Joe Gray, food writer for the Chicago Tribune tested the KFC 11 herbs and spices recipe and says it tastes just like the chicken prepared at KFC restaurants. Here is the recipe as published by Mr. Gray:
Fried chicken with 11 herbs and spices
Makes: 4 servings
2 cups all-purpose flour
2 teaspoons salt
1/2 tablespoon dried thyme leaves
1/2 tablespoon dried basil leaves
1 teaspoon dried oregano leaves
1 tablespoon celery salt
1 tablespoon ground black pepper
1 tablespoon dried mustard
4 tablespoons paprika
2 tablespoons garlic salt
1 tablespoon ground ginger
3 tablespoons ground white pepper
1 cup buttermilk
1 egg, beaten
1 chicken, cut up, the breast pieces cut in half for more even frying
Expeller-pressed canola oil
- Mix the flour in a bowl with all the herbs and spices; set aside.
- Mix the buttermilk and egg together in a separate bowl until combined. Soak the chicken in the buttermilk mixture at room temperature, 20-30 minutes.
- Remove chicken from the buttermilk, allowing excess to drip off. Dip the chicken pieces in the herb-spice-flour mixture to coat all sides, shaking off excess. Allow to sit on a rack over a baking sheet, 20 minutes.

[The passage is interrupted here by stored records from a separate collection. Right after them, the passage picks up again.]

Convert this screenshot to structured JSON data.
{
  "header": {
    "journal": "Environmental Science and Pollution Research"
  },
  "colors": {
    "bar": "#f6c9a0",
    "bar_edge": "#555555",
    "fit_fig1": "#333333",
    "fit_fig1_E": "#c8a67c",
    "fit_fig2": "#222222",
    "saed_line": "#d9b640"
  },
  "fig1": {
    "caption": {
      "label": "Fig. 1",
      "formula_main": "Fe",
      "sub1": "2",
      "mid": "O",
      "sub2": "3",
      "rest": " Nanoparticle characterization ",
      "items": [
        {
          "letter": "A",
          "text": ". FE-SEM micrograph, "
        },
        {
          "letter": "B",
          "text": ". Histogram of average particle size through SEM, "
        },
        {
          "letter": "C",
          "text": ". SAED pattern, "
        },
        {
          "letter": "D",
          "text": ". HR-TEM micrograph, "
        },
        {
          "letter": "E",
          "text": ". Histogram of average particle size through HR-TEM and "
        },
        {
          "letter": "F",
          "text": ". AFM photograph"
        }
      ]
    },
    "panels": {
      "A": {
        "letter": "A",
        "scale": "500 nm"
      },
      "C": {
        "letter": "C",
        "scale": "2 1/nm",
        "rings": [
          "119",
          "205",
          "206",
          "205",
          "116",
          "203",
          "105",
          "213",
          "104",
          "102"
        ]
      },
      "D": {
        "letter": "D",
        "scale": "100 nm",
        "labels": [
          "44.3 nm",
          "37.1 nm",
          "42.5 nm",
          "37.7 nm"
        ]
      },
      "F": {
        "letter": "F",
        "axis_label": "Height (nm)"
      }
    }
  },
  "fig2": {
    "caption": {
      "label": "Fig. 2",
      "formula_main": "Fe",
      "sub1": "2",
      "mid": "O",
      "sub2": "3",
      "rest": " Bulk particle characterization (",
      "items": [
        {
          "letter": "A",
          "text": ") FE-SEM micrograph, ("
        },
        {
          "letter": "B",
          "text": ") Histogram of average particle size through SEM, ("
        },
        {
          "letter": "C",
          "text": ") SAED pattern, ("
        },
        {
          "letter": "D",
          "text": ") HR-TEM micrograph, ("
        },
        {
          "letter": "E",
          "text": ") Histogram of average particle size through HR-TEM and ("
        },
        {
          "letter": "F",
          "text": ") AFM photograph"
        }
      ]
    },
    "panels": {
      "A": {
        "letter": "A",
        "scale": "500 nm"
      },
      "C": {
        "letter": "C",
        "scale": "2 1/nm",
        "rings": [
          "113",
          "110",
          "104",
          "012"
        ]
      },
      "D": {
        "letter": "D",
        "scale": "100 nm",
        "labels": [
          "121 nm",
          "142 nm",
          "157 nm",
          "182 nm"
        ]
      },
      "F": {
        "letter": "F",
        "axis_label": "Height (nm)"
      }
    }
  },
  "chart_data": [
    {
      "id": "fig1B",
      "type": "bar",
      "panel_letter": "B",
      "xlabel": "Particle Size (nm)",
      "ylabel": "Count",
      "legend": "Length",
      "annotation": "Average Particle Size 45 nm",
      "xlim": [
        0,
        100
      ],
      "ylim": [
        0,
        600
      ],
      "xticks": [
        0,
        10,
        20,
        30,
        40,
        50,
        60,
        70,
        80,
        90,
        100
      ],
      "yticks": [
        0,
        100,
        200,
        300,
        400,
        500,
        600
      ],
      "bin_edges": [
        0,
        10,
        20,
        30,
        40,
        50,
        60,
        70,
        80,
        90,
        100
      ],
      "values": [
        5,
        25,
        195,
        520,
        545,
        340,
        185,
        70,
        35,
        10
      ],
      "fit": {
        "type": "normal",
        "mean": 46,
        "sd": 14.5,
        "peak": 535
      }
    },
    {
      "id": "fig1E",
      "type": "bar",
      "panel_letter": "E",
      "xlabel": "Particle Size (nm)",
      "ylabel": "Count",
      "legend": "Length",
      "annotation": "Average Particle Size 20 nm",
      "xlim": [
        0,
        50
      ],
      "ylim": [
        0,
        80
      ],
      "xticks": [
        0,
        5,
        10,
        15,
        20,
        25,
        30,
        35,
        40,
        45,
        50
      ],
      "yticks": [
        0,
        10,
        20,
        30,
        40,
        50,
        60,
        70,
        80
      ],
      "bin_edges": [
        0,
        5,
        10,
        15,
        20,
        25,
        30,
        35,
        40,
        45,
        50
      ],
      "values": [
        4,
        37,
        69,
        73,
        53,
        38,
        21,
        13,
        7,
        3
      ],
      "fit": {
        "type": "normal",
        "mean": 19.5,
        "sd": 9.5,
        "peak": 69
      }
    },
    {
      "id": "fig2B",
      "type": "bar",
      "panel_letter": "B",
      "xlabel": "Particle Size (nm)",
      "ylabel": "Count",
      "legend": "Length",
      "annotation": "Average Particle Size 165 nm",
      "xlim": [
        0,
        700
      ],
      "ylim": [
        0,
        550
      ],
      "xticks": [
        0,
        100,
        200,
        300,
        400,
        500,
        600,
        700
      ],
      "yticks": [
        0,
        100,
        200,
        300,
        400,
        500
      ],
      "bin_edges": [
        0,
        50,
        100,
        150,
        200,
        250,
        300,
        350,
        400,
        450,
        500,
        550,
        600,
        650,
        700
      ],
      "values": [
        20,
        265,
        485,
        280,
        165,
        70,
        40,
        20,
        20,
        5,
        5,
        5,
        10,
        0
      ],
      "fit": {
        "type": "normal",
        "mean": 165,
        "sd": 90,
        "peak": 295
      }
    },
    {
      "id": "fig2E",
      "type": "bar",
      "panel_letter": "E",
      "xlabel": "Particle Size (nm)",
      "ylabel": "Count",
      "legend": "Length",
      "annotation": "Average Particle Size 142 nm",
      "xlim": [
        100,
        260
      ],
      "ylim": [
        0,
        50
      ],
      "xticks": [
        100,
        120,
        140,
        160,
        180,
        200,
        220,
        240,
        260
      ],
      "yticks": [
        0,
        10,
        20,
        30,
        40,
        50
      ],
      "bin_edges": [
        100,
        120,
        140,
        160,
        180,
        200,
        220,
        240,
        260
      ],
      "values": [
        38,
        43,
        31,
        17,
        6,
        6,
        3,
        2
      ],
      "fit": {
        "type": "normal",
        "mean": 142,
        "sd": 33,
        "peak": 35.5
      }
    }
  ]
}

- Meanwhile, heat about 3 inches of the oil in a large Dutch oven (or similar heavy pot with high sides) over medium-high heat to 350 degrees. (Use a deep-frying thermometer to check the temperature.) When temperature is reached, lower the heat to medium to maintain it at 350. Fry 3 or 4 pieces at a time, being careful not to crowd the pot. Fry until medium golden brown, turning once, 15-18 minutes. Transfer chicken pieces to a baking sheet covered with paper towels. Allow the oil to return to temperature before adding more chicken. Repeat with remaining chicken.
Who Needs 11 Herbs and Spices?
My family hasn’t eaten KFC for many decades, since we enjoy our own homegrown broilers. But when I ran across the KFC recipe I just had to try it. It was easy and the finished chicken looked terrific, but it tasted more like herbs and spices than like, well, chicken.
I don’t even salt my fried chicken. To make my not-so-famous, not-so-secret fried chicken recipe, I soak the chicken pieces in buttermilk (or milk) and egg, just as KFC does. For the coating I dip the pieces in wheat germ and sprinkle them with paprika, then let them set for a few minutes so the coating sticks before the pieces are fried.
Roasted “Fried” Chicken
Okay, so let’s say you’re not so fond of deep fried food. Here’s my other “fried” chicken recipe, which is not really fried but instead is roasted in the oven:
1 tablespoon butter
1 tablespoon vegetable oil
1 chicken, skinned and cut up
- Heat butter and oil in a cast iron skillet until the butter is melted.
- Roll chicken pieces in the butter-oil mixture. Remove from skillet.
- Sprinkle chicken pieces with paprika and black pepper.
- Dust chicken pieces with flour.
- Arrange the pieces in the cast iron skillet. Roast at 425°F 15-20 minutes. Turn, roast 15-20 minutes more.
If you are roasting surplus cockerels of a dual purpose breed, such as the barred Plymouth Rock, and you harvest them at 8 to 10 weeks of age, they need less roasting to keep the tender meat from drying out. Set the oven to 400°F and roast the pieces no more than 15 minutes on each side. If you don’t have a cast iron skillet, you can roast the chicken in a regular baking pan.
No matter how you fry it — the Colonel’s way, my way, in the oven, or using your own favorite recipe — chicken raised in your own backyard is always finger lickin’ good.
And that’s today’s news from the Cackle Coop.